Uggams made her name as a young singer on such TV shows as Sing Along With Mitch and The Bell Telephone Hour, so it was no big surprise that Broadway came calling in 1967: She earned a Tony Award for her performance as Georgina in the musical Hallelujah, Baby! “It was a great opportunity, and I have always said that the show has one of the best scores out there,” she remarks. (Uggams brought down the house when she sang “My Own Morning” from the show in last fall’s City Center Encores! Bash.)
For the past 35 years, Uggams has divided her time between television (including her celebrated performance in Roots), concerts, and theater. Most recently, she starred on Broadway in August Wilson’s King Hedley II (earning a Tony nomination for Best Actress in a Play) and then took over the role of Muzzy in Thoroughly Modern Millie for the final 14 months of the musical’s run. “That year and a half just flew by,” she says. “Some people loved the show so much, they came back to see it over and over. There were these two priests who were there every Wednesday night. I think they saw it 66 times.” Uggams has only one tiny regret about the Millie experience: “When we closed, they snatched that fabulous wardrobe away from me so fast!”
Along with the rest of the theater community, Uggams was saddened by the passing of the great Ossie Davis in February. She fondly recalls being directed by Davis in the 1972 film Black Girl, in which she played the part of Netta, a young woman from a poor neighborhood who betters herself by going to college. “It was on cable recently,” Uggams says, “and I really liked seeing it again. We shot the whole thing in two weeks. I think it didn’t do better at the time because the men who gave Ossie the money to make it didn’t know anything about marketing, and they tried to sell it as a blaxploitation picture. I remember that they used this image of one of the girls with a knife!”

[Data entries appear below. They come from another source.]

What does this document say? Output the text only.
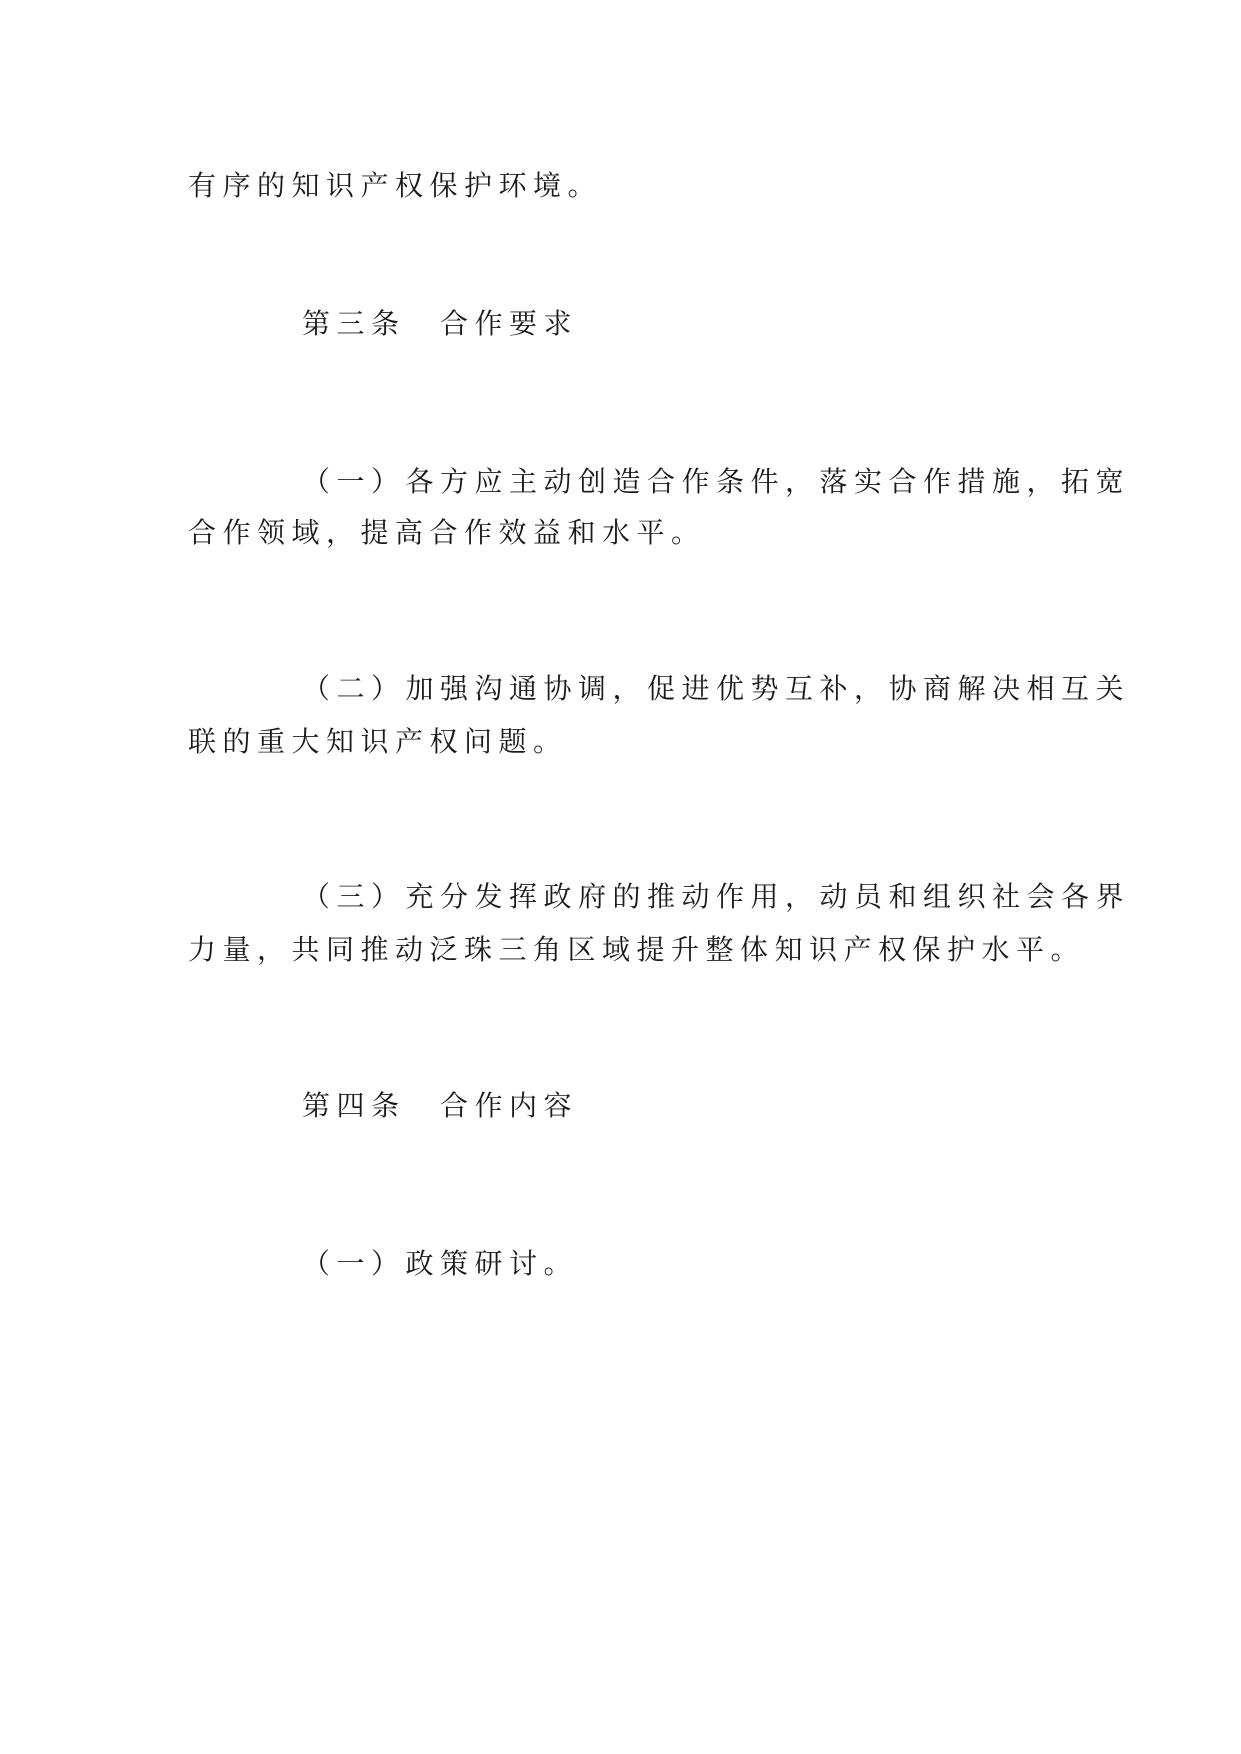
有序的知识产权保护环境。
第三条　合作要求
（一）各方应主动创造合作条件，落实合作措施，拓宽
合作领域，提高合作效益和水平。
（二）加强沟通协调，促进优势互补，协商解决相互关
联的重大知识产权问题。
（三）充分发挥政府的推动作用，动员和组织社会各界
力量，共同推动泛珠三角区域提升整体知识产权保护水平。
第四条　合作内容
（一）政策研讨。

Doing a show like On Golden Pond at this point in her career was always part of Uggams’ game plan. “I first began performing as an actress at age six [on the TV show Beulah], and I always kept studying acting,” she says. “I was never this singer who just decided at one point that acting might be fun — but there weren’t a lot of opportunities for me. Some years ago, Woodie King, Jr. asked me to play the mother in a production at the New Federal Theater, and that’s what got the ball rolling for me to do straight plays again.” On Golden Pond‘s audiences will be very thankful for that.